Panie wyraźnie biją się o dodatkowe punkty w konkursie na Warszawiankę Roku. Obie nominowane mają ochotę na zwycięstwo, więc emocje muszą być stabilnie podgrzewane. O trzeciej nominowanej, która ze sceny krzyczała „coś o chamach” nie będę wspominać, bo żołnierza AK darzę zbyt dużym szacunkiem.

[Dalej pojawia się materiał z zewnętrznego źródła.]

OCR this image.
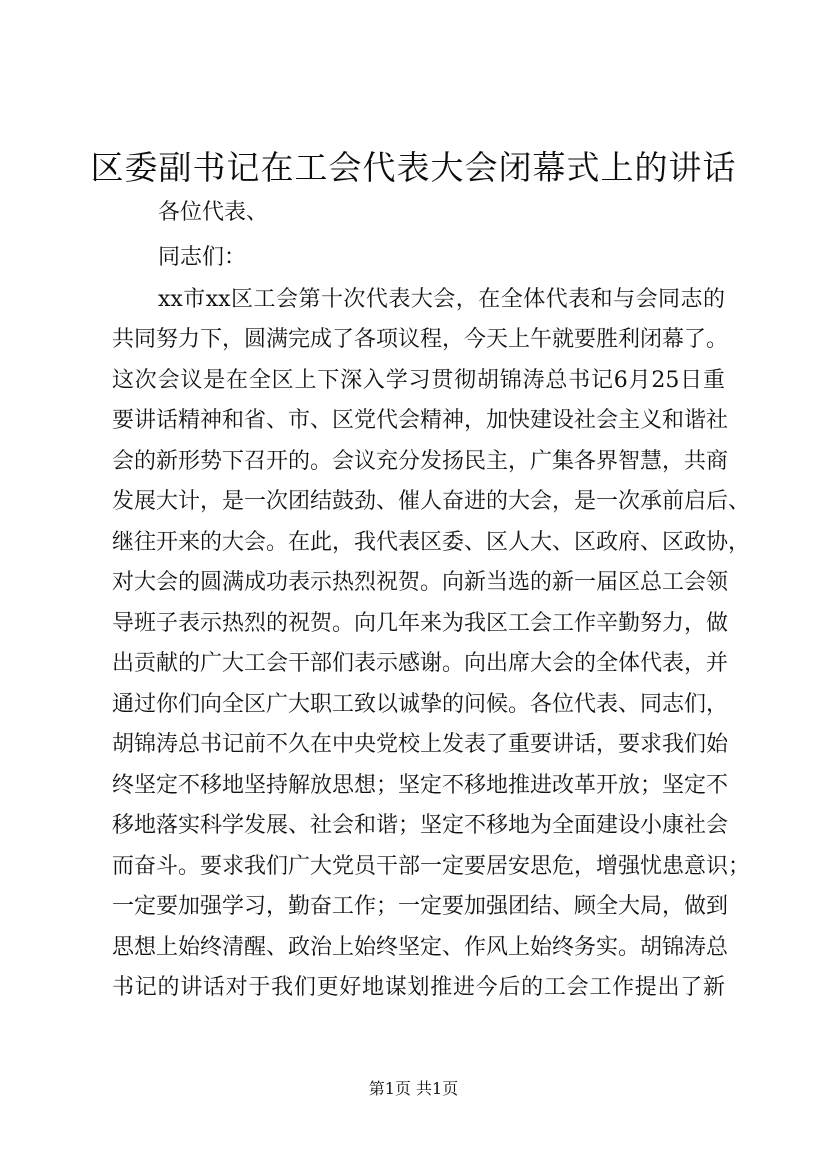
区委副书记在工会代表大会闭幕式上的讲话
各位代表、
同志们：
xx市xx区工会第十次代表大会，在全体代表和与会同志的
共同努力下，圆满完成了各项议程，今天上午就要胜利闭幕了。
这次会议是在全区上下深入学习贯彻胡锦涛总书记6月25日重
要讲话精神和省、市、区党代会精神，加快建设社会主义和谐社
会的新形势下召开的。会议充分发扬民主，广集各界智慧，共商
发展大计，是一次团结鼓劲、催人奋进的大会，是一次承前启后、
继往开来的大会。在此，我代表区委、区人大、区政府、区政协，
对大会的圆满成功表示热烈祝贺。向新当选的新一届区总工会领
导班子表示热烈的祝贺。向几年来为我区工会工作辛勤努力，做
出贡献的广大工会干部们表示感谢。向出席大会的全体代表，并
通过你们向全区广大职工致以诚挚的问候。各位代表、同志们，
胡锦涛总书记前不久在中央党校上发表了重要讲话，要求我们始
终坚定不移地坚持解放思想；坚定不移地推进改革开放；坚定不
移地落实科学发展、社会和谐；坚定不移地为全面建设小康社会
而奋斗。要求我们广大党员干部一定要居安思危，增强忧患意识；
一定要加强学习，勤奋工作；一定要加强团结、顾全大局，做到
思想上始终清醒、政治上始终坚定、作风上始终务实。胡锦涛总
书记的讲话对于我们更好地谋划推进今后的工会工作提出了新
第1页 共1页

Panie były wyraźnie pobudzone histerią rozpętaną przez szefa PO, który rozkręcił się do tego stopnia, że zapowiedział nawet, że UE zwinie nam autostrady. To humorystyczny powrót do 2011 roku, gdy Kabaret Moralnego Niepokoju straszył, parodiując PO, co będzie jak PiS dojdzie do władzy. Donald Tusk przebił tamten kabaret, mówiąc, że jak nie odsuniemy PiS od władzy, to nam Unia zabierze autostrady. Może jeszcze zabronią ludziom łowić ryby, a Wisła wyschnie. A nie, to drugie się nie stanie, bo zrzut ścieków mamy stabilny, a łowienia ryb zakażą, jak pani Spurek dojdzie do władzy.
No ale z braku programu, to i zapowiedź rolowania autostrad jest dobra. A Donald Tusk musi straszyć polexitem i odebraniem Polsce unijnych środków, a nawet musi na rzecz tego odebrania tyrać, bowiem nie ma wiele więcej do zaproponowania. Ileż razy można powtórzyć, że to Ewa Kopacz wymyśliła 500 plus?
Trzeba tylko mieć nadzieję, że po histerii przyjdzie otrzeźwienie i namysł. Na przykład nad słowami, które płynął do Polski choćby ze strony kandydatów na prezydenta Francji czy ze strony takich osób, jak Jean-Éric Schoettl, czyli b. sekretarz generalny Rady Konstytucyjnej w latach 1997-2007 i autorytet prawny Francji, który napisał na łamach „Le Figaro”, że Warszawa skutecznie się zabezpiecza przed odebraniem jej kompetencji, których nie przekazała na rzecz instytucji UE.
Jeśli chodzi o Francję, trzy jej sądy najwyższe orzekły, że prawo europejskie nie może ograniczać suwerenności
–pisze prawnik.
Wskazuje, że francuskie sądy podważały europejskie wyroki, a niemiecki trybunał odrzucając tezy TSUE wskazał nawet, że interpretując przepisy prawne przede wszystkim musi działać zgodnie z wolą ludu. Przywołując konkretne orzeczenia niemieckiego wymiaru sprawiedliwości Schoettl pisze, że „autentyczna siedziba władzy demokratycznej znajduje się w narodach państwa członkowskiego i reprezentujących je parlamentach”, a nie w Brukseli
— czytamy na portalu TVP.Info.
O tym, że Donald Tusk zrobi wszystko, by rozpalić do czerwoności emocje, rozgrzać Polaków i napuścić ich na siebie, wiemy od chwili jego powrotu w lipcu i od momentu ogłoszenia totalnej wojny ze złem, powiązanym przez Tuska z obozem władzy. Może ktoś z odsuniętych na boczny tor partyjnych kolegów litościwie zanuci p.o. szefa PO przy jakiejś okazji: „Ale to już było”.